Dennis was my determined one. He ran his own business down in Texas. Even when he was diagnosed with MS in his 30s, he refused to let it get in his way. He went everywhere in his wheelchair, even designed a special one to travel with when he visited us in Michigan. You almost forgot Dennis had anything wrong with him, which is exactly what he wanted.
Then he was struck down by terminal cancer. Because of the MS, perhaps, it spread quickly. In those last days, we spoke on the phone when I couldn't be with him in Texas (Dennis could no longer travel and I was also caring for his father, who was seriously ailing). Dennis always managed to say one thing before he hung up, "Love you, Mom."
"I love you too, Denny," I said, though each time the words were harder to get out, because I knew it might be the last time I said them.
I thought a lot about his life in those last days, what a fine man he'd become, what a sweet little boy he had been, a boy who loved birthdays and balloons. Lord, how will I ever go on without hearing him say, "Love you, Mom?"
For the funeral the family gathered at our church in Michigan. At the end of the service we went out to the parking lot. Everybody was given a balloon. There were more than 100 of them—sky blue, hot pink, daffodil yellow, green like new grass
Our minister said a few words, then we released the balloons. I watched them float into the blustery March sky and disappear. Into the arms of God, like Denny, I tried telling myself. But as the months passed, my grief grew. If only I could let go of my son like I had that balloon.
For a week I kept those Mother's Day cards on the console, hoping they would comfort me. But, no, they made me miss Dennis all the more. Sunday I got up early. I took coffee to the dining room so I could look out the window to our backyard. The lilac bush was in full bloom and birds darted among the trees by our wishing well.

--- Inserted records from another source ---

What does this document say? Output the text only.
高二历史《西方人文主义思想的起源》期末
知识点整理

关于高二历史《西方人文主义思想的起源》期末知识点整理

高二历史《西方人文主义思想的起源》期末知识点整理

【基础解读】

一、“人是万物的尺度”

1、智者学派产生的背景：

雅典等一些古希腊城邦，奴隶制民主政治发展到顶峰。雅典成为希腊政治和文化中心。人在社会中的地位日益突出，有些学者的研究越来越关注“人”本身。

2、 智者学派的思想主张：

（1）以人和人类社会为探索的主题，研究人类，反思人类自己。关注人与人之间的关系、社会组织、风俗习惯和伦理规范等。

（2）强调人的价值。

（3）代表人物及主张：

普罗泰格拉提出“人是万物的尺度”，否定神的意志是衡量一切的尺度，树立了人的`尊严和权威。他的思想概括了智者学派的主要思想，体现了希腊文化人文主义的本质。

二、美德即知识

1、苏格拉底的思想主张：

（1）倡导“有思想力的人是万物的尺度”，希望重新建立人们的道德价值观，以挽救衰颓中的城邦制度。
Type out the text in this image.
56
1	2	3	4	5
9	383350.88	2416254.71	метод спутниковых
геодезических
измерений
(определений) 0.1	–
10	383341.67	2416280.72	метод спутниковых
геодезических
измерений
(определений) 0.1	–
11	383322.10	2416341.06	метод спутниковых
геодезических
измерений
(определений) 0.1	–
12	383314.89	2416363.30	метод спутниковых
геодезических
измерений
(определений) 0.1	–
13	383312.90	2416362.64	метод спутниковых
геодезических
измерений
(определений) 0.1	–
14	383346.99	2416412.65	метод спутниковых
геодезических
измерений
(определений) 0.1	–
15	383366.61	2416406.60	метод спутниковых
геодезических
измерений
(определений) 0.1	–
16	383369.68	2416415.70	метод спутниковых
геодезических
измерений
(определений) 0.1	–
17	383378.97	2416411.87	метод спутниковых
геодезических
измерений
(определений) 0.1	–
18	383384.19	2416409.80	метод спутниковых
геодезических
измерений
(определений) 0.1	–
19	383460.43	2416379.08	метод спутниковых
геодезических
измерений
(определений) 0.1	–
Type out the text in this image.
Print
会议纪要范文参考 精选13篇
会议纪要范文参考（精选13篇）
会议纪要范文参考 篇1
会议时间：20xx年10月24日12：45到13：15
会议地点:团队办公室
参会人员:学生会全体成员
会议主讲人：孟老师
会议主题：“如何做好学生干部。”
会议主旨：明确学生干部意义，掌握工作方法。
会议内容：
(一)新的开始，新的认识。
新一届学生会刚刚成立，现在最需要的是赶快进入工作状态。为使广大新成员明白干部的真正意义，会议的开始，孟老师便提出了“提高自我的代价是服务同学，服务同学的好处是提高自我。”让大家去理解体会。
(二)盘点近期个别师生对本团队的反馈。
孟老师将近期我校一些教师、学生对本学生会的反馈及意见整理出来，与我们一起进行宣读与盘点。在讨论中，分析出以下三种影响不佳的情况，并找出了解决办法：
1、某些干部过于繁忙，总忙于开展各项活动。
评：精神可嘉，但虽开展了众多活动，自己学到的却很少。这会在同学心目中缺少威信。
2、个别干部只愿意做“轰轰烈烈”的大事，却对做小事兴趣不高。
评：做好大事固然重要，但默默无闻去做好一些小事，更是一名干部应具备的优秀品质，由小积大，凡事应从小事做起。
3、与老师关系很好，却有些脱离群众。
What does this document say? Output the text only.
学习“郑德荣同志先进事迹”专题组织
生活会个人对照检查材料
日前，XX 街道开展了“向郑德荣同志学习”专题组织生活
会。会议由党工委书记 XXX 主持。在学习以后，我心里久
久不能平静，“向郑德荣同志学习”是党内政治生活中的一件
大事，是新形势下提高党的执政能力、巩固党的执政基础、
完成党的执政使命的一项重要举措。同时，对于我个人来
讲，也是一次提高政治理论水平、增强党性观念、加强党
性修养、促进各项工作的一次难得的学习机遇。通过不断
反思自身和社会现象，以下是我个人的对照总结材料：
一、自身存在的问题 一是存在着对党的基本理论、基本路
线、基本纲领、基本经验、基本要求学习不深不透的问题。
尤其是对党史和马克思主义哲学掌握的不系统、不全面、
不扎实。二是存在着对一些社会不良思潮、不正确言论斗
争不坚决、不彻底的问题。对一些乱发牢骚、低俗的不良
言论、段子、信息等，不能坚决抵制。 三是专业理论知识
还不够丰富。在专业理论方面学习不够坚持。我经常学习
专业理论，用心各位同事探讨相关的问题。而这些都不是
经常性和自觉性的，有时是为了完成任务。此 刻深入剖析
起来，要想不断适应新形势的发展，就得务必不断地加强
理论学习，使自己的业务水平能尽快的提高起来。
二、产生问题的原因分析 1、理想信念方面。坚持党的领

Something appeared in the sky. A shiny Mylar balloon. It slipped between the trees, hovered above the wishing well, then stopped at the bird feeders. There was no string holding it and the breeze was blowing in the opposite direction, yet it floated toward the house. From the window I could see all my favorite flowers printed on it—lilacs, violets and pansies. There was a message too, but I couldn't make it out. I went outside to get a closer look.
That balloon didn't come from out of nowhere. Nor did the sudden sense of peace and relief that enveloped me. I knew exactly where it came from. Printed boldly across the front of the balloon were the words "Love you, Mom."